Quando o Dom Melchior foi lançado houve uma recepção muito positiva pelo público-alvo, que seria o consumidor de alta renda e com um gosto bem formado no tocante aos vinhos, com viés europeu de Bordeaux, fundamentalmente. A partir de 2003, tal vinho passou a se alinhar com os vinhos potentes da Califórnia, que assim o são naturalmente, desligando-se da identidade tradicional do Chile.
Com os vinhos brancos ocorreu o mesmo e de forma ainda mais sensível. No espectro de consumo dos vinhos brancos, no começo do século XXI, o Chile não tinha tanta relevância e seus vinhos eram bem simples e fáceis de beber, até meio esquecidos em face da supremacia dos tintos chilenos. A grande virada que se deu foi com um branco chileno que vim a conhecer em 2006, o "Sol de Sol", produzido no Vale do Malleco pela Viña Aquitania, a partir da Casta Chadonnay. Era um vinho com identidade e personalidade, fruto de esmero na produção e respeito ao consumidor.
Ocorre que a qualidade não foi mantida safra a safra, seguindo uma tendência geral dos produtores chilenos, que passaram a produzir vinhos brancos alcoólico se com traços de frutas concentradas enjoativas, que remetiam para calda de abacaxi de modo a incomodar o consumo. Quando notei esta tendência abandonei os vinhos brancos chilenos – os tintos que eu já havia deixado de lado por conta da globalização, que os transformaram em suco de eucalipto com goiaba – e me socorri nos excelentes brancos argentinos e nacionais.

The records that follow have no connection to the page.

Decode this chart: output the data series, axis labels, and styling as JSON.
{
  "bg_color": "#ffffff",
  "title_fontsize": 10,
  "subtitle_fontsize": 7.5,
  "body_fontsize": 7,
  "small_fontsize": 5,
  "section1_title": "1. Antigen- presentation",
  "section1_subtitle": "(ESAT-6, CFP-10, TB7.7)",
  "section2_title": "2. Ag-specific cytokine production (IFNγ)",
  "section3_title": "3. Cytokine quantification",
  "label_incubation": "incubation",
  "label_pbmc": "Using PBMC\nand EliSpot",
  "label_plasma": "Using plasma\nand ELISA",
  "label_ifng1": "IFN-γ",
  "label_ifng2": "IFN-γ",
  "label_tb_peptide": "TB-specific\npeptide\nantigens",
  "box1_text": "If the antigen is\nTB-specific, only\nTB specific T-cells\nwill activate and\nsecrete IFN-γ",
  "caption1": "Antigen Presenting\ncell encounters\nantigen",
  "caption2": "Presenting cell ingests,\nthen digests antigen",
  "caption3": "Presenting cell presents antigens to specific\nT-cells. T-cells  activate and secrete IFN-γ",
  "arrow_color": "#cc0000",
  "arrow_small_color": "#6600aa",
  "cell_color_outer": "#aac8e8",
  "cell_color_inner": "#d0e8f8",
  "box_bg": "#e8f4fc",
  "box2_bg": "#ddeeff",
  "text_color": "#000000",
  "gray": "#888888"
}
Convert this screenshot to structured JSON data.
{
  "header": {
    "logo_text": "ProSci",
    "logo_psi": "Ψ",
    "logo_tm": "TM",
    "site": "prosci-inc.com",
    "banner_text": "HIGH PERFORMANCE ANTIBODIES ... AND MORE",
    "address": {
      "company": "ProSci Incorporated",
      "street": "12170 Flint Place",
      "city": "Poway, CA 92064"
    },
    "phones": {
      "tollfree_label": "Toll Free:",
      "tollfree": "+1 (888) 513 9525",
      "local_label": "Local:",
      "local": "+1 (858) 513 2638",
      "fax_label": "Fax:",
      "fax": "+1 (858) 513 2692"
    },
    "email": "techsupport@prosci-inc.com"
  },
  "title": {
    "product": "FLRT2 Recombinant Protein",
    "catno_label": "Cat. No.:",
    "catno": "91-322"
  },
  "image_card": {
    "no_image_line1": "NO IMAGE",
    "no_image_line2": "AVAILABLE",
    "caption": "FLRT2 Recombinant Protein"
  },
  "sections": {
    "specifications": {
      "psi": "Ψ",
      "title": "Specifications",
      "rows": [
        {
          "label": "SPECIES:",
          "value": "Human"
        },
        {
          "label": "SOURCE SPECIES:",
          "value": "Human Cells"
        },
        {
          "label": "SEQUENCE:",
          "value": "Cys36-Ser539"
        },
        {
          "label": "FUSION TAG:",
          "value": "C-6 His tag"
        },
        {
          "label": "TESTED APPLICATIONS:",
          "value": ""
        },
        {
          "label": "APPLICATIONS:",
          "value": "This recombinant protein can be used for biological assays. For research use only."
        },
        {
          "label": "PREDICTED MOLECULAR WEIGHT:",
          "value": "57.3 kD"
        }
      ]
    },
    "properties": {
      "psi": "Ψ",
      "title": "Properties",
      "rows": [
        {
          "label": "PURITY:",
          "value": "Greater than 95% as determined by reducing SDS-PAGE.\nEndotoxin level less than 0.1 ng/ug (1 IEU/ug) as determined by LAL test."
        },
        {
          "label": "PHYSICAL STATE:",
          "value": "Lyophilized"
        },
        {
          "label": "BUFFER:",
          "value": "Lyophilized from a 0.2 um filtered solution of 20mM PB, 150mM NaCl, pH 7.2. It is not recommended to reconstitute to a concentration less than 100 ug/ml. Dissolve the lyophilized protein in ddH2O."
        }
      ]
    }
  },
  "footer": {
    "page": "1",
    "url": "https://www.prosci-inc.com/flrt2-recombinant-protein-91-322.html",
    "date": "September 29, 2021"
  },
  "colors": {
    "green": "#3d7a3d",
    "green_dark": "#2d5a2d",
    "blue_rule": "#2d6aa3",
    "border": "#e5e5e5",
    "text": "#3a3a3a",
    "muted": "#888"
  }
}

Ocorre que, para minha surpresa, me deparei com um branco chileno "old school": o Cordillera de Los Andes, produzido no Valle de Limari, pela espanhola Miguel Torres, a partir da Chardonnay. Trata-se de um vinho gastronômico, fresco, sem arestas e que remeteu a uma antiga agradabilidade perdida. É um vinho branco chileno, com DNA espanhol, que vale a pena ser conhecido e que, espero, sirva de exemplo para os viticultores do Chile. Salut!